Some of the waiters put extra glasses on the tables in their stations. They know without dishwashing crew they surely will be running out of glasses.
The chef has sweat pearls on his forehead. He is counting all the plates. He realizes if he uses all the dinner plates available, including the new unpacked ones, he might make it till halfway through the night before he has to wash more plates.
One waiter is looking for silverware. It is all gone! None left in the kitchen. Some of the faster waiters have taken what they could find. They hoard it, so they shall be able to reset their tables for a second seating. No dishwasher means to them nobody who washes silverware. The manager starts to look for forks and knives. He discovers forks and knives bundled in napkins hidden in the different rooms in and under the flowerpots. There are more in the wait stations under the sink and hidden behind trays. And the bartender finds more silverware under the ice of the large ice maker.
The chef knows of some Mexican workers who had been arrested by INS on a local transit bus. Not too long ago the restaurant down the road lost two good cooks this way.

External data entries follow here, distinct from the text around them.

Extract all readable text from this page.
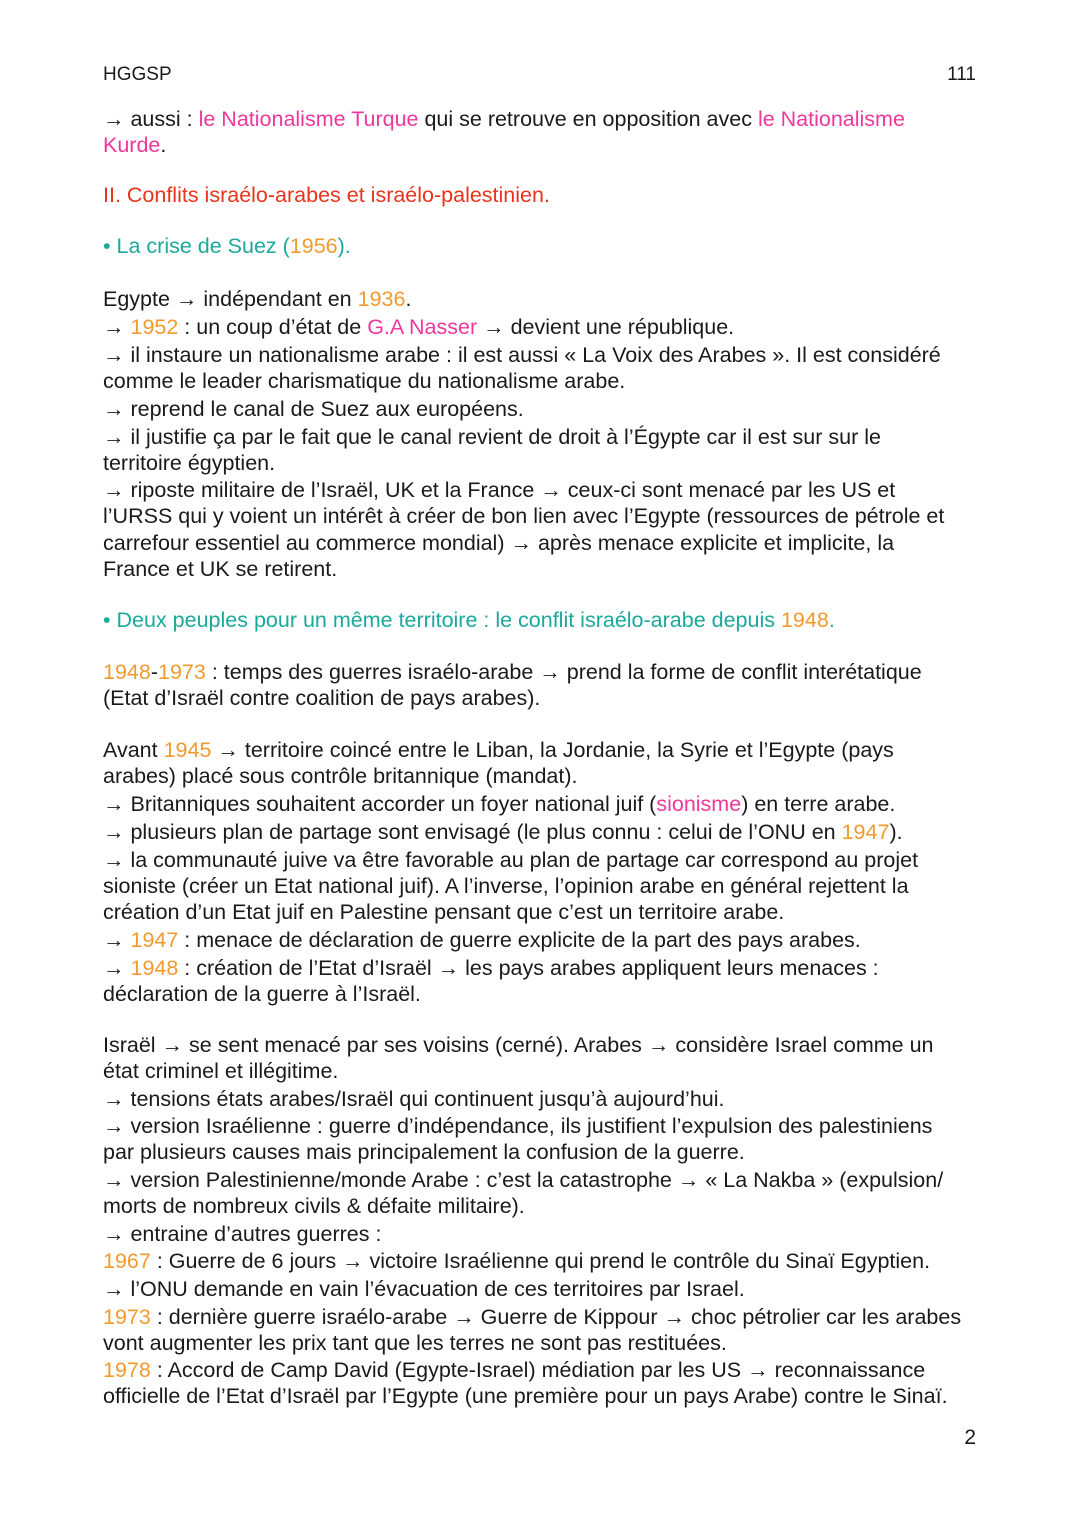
HGGSP	111
→ aussi : le Nationalisme Turque qui se retrouve en opposition avec le Nationalisme
Kurde.
II. Conflits israélo-arabes et israélo-palestinien.
• La crise de Suez (1956).
Egypte → indépendant en 1936.
→ 1952 : un coup d’état de G.A Nasser → devient une république.
→ il instaure un nationalisme arabe : il est aussi « La Voix des Arabes ». Il est considéré
comme le leader charismatique du nationalisme arabe.
→ reprend le canal de Suez aux européens.
→ il justifie ça par le fait que le canal revient de droit à l’Égypte car il est sur sur le
territoire égyptien.
→ riposte militaire de l’Israël, UK et la France → ceux-ci sont menacé par les US et
l’URSS qui y voient un intérêt à créer de bon lien avec l’Egypte (ressources de pétrole et
carrefour essentiel au commerce mondial) → après menace explicite et implicite, la
France et UK se retirent.
• Deux peuples pour un même territoire : le conflit israélo-arabe depuis 1948.
1948-1973 : temps des guerres israélo-arabe → prend la forme de conflit interétatique
(Etat d’Israël contre coalition de pays arabes).
Avant 1945 → territoire coincé entre le Liban, la Jordanie, la Syrie et l’Egypte (pays
arabes) placé sous contrôle britannique (mandat).
→ Britanniques souhaitent accorder un foyer national juif (sionisme) en terre arabe.
→ plusieurs plan de partage sont envisagé (le plus connu : celui de l’ONU en 1947).
→ la communauté juive va être favorable au plan de partage car correspond au projet
sioniste (créer un Etat national juif). A l’inverse, l’opinion arabe en général rejettent la
création d’un Etat juif en Palestine pensant que c’est un territoire arabe.
→ 1947 : menace de déclaration de guerre explicite de la part des pays arabes.
→ 1948 : création de l’Etat d’Israël → les pays arabes appliquent leurs menaces :
déclaration de la guerre à l’Israël.
Israël → se sent menacé par ses voisins (cerné). Arabes → considère Israel comme un
état criminel et illégitime.
→ tensions états arabes/Israël qui continuent jusqu’à aujourd’hui.
→ version Israélienne : guerre d’indépendance, ils justifient l’expulsion des palestiniens
par plusieurs causes mais principalement la confusion de la guerre.
→ version Palestinienne/monde Arabe : c’est la catastrophe → « La Nakba » (expulsion/
morts de nombreux civils & défaite militaire).
→ entraine d’autres guerres :
1967 : Guerre de 6 jours → victoire Israélienne qui prend le contrôle du Sinaï Egyptien.
→ l’ONU demande en vain l’évacuation de ces territoires par Israel.
1973 : dernière guerre israélo-arabe → Guerre de Kippour → choc pétrolier car les arabes
vont augmenter les prix tant que les terres ne sont pas restituées.
1978 : Accord de Camp David (Egypte-Israel) médiation par les US → reconnaissance
officielle de l’Etat d’Israël par l’Egypte (une première pour un pays Arabe) contre le Sinaï.
2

Now the chef de cuisine, who seldom uses four letter words, is quietly cussing the system, the INS and California’s governor who have declared open season against the illegal workers. The chef at a quick glance into the bar observes the bartender. Same here, he too is piling up boxes and boxes with glasses behind his bar to be ready for any business and to be sure he has enough glasses in which to serve drinks tonight. And the chef unable to find a replacement dish-washing-crew is mentally getting ready to do the dishes himself between orders.
One minute to six. Sixty seconds till the door opens and the waiting guests shall be seated. Julio and Augustine the two dishwashers arrive, somewhat out of breath. The chef de cuisine ready to blow up, lets off steam with an outburst of “Where on earth have you guys been?” He tells both, Julio and Augustine, how much he has been worried about them. He gets to find out that the two had waited for their bus which never came. Finally they decided to walk to work.
The manager calls the transit-system’s phone number, “Yes the Saturday four-thirty number sixteen is no longer running… but there is still a six o’clock bus!” The manager tells the chef what he found out. He is getting to hear: “You didn’t have to check up on them! I know my people! They would never lie to me!” The manager’s answer goes under in the rattling noise of the dot-matrix printers. Orders are coming in! Cold appetizer tickets are printed out in the cold kitchen, soups and hot appetizers at the hot line. The chef reads these orders and everybody gets with his own job. There is no more time for casual conversations. Orders are now prepared and put onto the pick-up-line. Waiters being called by the chef’s voice pick up their food. Tickets are moved from the order wheel onto the pick-up wheel. The typical kitchen hustle and bustle have started and shall not end till the last order has left the kitchen later in the night.
Everything is back to normal, however some of us need sometimes to be reminded, that everybody who works in a restaurant is equally important no matter what the job title is.